Maycn also serves on the horse judging team for her school’s Future Farmers of America (FFA) club, for which she attends practice once or twice a week, and she’s been integral in a recent push to attract more youth competitors to the Idaho Reined Cowhorse Association.
To accomplish what she does, Maycn gives her parents major props for helping make her dreams happen over the years. And, too, she credits her horses.
“I think of it like they’re my kids who do really important jobs for me, so I find my inner motivation because they need me and I need them,” explains Maycn. “Of course, there’s days when I’m sick and it’s snowing, and I think ‘I don’t want to go out there’ but of course I do it.

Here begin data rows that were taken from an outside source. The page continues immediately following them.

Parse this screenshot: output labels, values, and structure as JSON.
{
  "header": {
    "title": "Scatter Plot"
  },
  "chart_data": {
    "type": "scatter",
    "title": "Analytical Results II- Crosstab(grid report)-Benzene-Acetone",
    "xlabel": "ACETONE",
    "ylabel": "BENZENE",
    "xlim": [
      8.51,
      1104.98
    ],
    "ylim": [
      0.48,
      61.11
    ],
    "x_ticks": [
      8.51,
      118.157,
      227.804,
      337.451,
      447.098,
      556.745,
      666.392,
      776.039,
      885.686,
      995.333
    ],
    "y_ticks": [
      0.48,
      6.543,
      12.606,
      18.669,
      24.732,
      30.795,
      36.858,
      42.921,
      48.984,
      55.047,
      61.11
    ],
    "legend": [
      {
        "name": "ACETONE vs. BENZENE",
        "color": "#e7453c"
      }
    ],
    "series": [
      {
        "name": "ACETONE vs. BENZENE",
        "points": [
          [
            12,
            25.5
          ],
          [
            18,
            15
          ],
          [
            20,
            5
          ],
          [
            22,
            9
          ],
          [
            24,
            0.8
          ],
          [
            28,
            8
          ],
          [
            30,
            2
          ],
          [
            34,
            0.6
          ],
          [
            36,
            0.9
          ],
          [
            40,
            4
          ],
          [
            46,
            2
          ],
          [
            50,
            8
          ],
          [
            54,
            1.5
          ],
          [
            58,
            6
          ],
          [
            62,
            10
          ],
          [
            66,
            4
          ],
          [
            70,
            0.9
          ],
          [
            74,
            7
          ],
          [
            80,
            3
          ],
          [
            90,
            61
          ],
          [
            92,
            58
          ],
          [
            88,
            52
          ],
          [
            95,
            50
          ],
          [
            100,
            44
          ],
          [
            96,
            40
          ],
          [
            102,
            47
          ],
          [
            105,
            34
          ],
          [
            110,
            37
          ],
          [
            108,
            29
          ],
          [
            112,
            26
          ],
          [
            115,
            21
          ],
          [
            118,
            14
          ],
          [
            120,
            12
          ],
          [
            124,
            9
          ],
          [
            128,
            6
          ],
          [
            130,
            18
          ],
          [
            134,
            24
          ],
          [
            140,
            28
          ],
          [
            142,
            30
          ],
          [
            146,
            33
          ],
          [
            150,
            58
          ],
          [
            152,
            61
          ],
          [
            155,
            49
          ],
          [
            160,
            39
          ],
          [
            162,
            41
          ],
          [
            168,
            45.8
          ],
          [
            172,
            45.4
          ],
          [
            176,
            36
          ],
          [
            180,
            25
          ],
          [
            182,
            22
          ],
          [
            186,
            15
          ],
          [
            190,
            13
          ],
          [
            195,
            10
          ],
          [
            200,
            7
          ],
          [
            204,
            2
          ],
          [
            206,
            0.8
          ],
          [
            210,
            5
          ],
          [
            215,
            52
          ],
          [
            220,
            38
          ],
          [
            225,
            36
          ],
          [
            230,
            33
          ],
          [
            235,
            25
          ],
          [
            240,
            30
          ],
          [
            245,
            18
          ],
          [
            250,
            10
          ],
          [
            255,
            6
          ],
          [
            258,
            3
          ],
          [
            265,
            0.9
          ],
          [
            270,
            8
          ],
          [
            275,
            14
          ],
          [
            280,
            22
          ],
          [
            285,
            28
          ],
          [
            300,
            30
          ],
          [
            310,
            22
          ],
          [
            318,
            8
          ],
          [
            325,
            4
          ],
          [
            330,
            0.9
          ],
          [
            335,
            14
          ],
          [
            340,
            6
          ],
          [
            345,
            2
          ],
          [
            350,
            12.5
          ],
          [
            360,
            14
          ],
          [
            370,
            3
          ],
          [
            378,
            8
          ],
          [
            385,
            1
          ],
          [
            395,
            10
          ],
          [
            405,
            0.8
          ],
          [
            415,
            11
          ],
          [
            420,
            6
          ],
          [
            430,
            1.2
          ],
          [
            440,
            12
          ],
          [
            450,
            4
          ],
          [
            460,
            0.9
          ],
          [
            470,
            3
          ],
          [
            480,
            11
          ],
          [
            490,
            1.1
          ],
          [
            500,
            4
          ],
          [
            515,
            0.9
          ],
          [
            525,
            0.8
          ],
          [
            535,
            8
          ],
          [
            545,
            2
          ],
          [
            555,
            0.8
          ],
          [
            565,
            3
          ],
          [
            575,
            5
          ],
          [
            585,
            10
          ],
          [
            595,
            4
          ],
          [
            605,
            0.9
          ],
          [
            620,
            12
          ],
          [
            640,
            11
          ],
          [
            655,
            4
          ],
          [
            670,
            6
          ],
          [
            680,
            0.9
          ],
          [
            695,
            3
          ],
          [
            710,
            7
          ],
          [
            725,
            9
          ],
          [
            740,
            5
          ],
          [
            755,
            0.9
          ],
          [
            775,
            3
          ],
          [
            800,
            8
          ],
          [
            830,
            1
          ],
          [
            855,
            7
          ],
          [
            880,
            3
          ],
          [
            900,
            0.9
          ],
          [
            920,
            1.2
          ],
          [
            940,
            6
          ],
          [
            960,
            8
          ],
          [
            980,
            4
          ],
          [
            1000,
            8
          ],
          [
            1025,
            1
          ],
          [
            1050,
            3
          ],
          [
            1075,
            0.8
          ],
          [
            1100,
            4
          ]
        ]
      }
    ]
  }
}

Having them adds another level of being responsible for your actions.”
She adds that the relationships she’s made from rodeoing and queening have made a huge impact on her and given her the confidence and support necessary to succeed.
“I’ve made so many lifelong friends through this, coaches and other people who have become my family. I really credit who I am today to the horses I’ve been on and the people I’ve met on this journey. It’s made me who I am.”
Maycn says many of her friends are older than her, including the current Miss Rodeo Idaho, Nicole Jordan.
“I look up to her so much, and I always strive to be friends with people I look up to,” shares Maycn. “I have a lot of friends my age, too, who are into rodeoing or are in the high school rodeo or who want to start queening, and they look to me as a role model—and I lean on them to help me be a better person, also.”
Some days, Maycn says, she has so many irons in the fire that it seems hard to slow down.
“But at the end of the day, I feel so grateful that I’m busy, and I couldn’t picture my life being any other way.”